Minha impressão pessoal ao ler a obra é que se trata realmente da transcrição de um relato oral, e isso não deixa dúvidas. A história segue, apesar do absurdo, quase sem explicações para quem está do lado de cá, criando a impressão que realmente é necessário ter a idade de uma criança para exercitar a imaginação e não se perder na narrativa absurda que mistura animais falantes, cenas bizarras e situações sem nenhuma lógica aparente que saltam de um lugar para outro sem necessariamente oferecer um desfecho ou explicação para o assunto anterior.
Gostaria de deixar claro aqui que o filme de 1951, uma animação bastante competente, pouco diz a respeito das sensações e incômodos que surgem ao primeiro contato com a obra escrita. A versão original dos estúdios Disney parece uma tradução do livro para o universo infantil, deixando as coisas mais plausíveis e menos esparsas - apesar de cenas bastante fiéis ao original, como a da lagarta fumando narguilê sobre um cogumelo. Vale acrescentar que o filme também apresenta cenas baseadas no livro “Alice no País dos Espelhos”, seqüência da obra original.
Após encerrar a leitura da obra me perguntei: “Quem é esse cara ?”
Fiquei confuso. Lewis Carroll entregou ao público, ao meu ver, um livro tão nonsense como uma poesia de Bukowiski e que ainda hoje serve como referência a diversas citações pós-modernas, e todo mundo acreditou que era uma fábula como as de Esopo?
Sem essa! Carroll era um homem de intelecto diferenciado, matemático, professor em Oxford e freqüentador constante dos círculos de alta cultura de sua época.
Muitas são as teorias que cercam sua obra máxima. Alguns afirmam que a obra é didática e pedagógica, exercita a memória e o raciocínio lógico com a presença de enigmas e citações de poesias da era vitoriana, com introduções ao francês e estímulos deliberados ao imaginário criativo das crianças, sendo assim destinada realmente a um público infantil.
Outros que é uma metáfora que pode ser lida de diversas formas, mas que enfoca principalmente no crescimento e na transição da criança à vida adulta. A confusão mental de Alice ao crescer e diminuir diversas vezes durante o livro e sua dúvida em não saber exatamente quem é representariam a adolescência, por exemplo.
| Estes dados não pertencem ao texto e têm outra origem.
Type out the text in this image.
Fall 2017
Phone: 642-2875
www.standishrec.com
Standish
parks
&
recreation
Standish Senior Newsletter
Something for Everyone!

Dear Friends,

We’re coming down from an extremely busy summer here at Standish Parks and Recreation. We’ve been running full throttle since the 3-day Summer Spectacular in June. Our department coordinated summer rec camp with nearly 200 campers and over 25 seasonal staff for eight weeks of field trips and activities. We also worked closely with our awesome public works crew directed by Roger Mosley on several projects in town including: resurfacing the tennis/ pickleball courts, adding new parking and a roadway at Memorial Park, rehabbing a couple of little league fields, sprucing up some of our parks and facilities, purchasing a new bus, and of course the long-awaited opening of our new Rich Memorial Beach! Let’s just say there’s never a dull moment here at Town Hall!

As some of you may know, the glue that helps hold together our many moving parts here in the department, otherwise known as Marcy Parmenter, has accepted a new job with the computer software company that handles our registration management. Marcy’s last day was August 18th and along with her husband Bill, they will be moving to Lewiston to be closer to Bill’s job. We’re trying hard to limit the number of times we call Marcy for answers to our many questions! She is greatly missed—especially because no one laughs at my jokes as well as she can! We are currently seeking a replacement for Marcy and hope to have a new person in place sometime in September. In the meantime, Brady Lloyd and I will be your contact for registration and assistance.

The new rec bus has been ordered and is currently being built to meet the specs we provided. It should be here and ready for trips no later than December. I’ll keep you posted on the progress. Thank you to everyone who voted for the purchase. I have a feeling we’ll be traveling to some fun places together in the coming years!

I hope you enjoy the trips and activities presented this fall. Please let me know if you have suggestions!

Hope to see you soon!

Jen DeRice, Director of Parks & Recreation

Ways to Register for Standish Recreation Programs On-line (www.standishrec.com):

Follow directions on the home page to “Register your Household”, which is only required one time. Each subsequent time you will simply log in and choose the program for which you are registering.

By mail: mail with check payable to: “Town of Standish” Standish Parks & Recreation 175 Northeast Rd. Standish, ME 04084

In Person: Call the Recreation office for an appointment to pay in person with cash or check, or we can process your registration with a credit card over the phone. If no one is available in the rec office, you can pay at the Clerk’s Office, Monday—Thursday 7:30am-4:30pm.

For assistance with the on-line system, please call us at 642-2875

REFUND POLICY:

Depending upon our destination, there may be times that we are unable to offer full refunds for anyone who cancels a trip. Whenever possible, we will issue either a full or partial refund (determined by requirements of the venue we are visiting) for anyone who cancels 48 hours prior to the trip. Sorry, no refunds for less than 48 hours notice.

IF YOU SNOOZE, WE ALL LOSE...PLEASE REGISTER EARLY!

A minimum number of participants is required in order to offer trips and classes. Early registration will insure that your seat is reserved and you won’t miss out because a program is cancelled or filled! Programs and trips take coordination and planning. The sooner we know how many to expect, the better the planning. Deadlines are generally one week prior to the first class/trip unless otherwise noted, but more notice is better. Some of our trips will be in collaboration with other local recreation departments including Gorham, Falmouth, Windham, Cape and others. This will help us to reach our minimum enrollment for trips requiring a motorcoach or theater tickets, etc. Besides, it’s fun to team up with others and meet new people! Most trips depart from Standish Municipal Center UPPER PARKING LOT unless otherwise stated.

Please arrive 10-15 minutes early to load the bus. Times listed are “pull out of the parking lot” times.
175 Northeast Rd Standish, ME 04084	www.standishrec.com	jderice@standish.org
Os caçadores de bruxa ligam a obra ao lado obscuro da vida pessoal de Carroll que tinha o hábito duvidoso de fotografar meninas, entre 8 e 12 anos, nuas, seminuas ou em poses "estranhas" para se dizer o mínimo. Isso mesmo pessoal, para aqueles que ficavam horrorizados com alguns costumes de Michael Jackson, saibam que, em 1865, Carroll declarava abertamente que preferia a companhia de crianças; mais exclusivamente garotas. Cartas entre o autor e algumas meninas com quem ele se relacionava foram publicadas no livro “Cartas às Suas Amigas” e revelam um grau de intimidade no mínimo estranho.
Poucas fotos restaram para registrar para a história a estranha obsessão do autor; a maioria dos retratos foi destruída por ele, revelando uma certa parcela de culpa posterior.
Relatos afirmam que Lewis se sentia constrangido por esse hábito e só fotografava as meninas com a permissão das mães ou dos responsáveis pelas crianças.
Acredito que tudo que se fala sobre o livro tem sua parcela de verdade, menos a leitura ingênua de que ele é apenas uma obra dedicada ao público infantil.
Carroll, assim como todos nós, era humano, e tinha o direito a ser vil e permissivo na sua intimidade - o que contrasta um pouco com a nossa visão de que todo gênio de qualquer coisa tem que ser também um exemplo irrepreensível de conduta.
Lendo e relendo trechos de “Alice no país das Maravilhas” chego a conclusão que é exatamente o mistério que incomoda a nós adultos e a simplicidade da “não explicação” que encanta as crianças. Uma obra completa que prende gerações por motivos diferentes.
Se tivesse uma pergunta para fazer para seu autor
certamente não seria relacionada ao sentido real da obra ou à suas polêmicas e controversas predileções, esse é um charme que pertence ao mito do livro e não merece ser solucionado, mas sim: qual a resposta para o enigma do chapeleiro?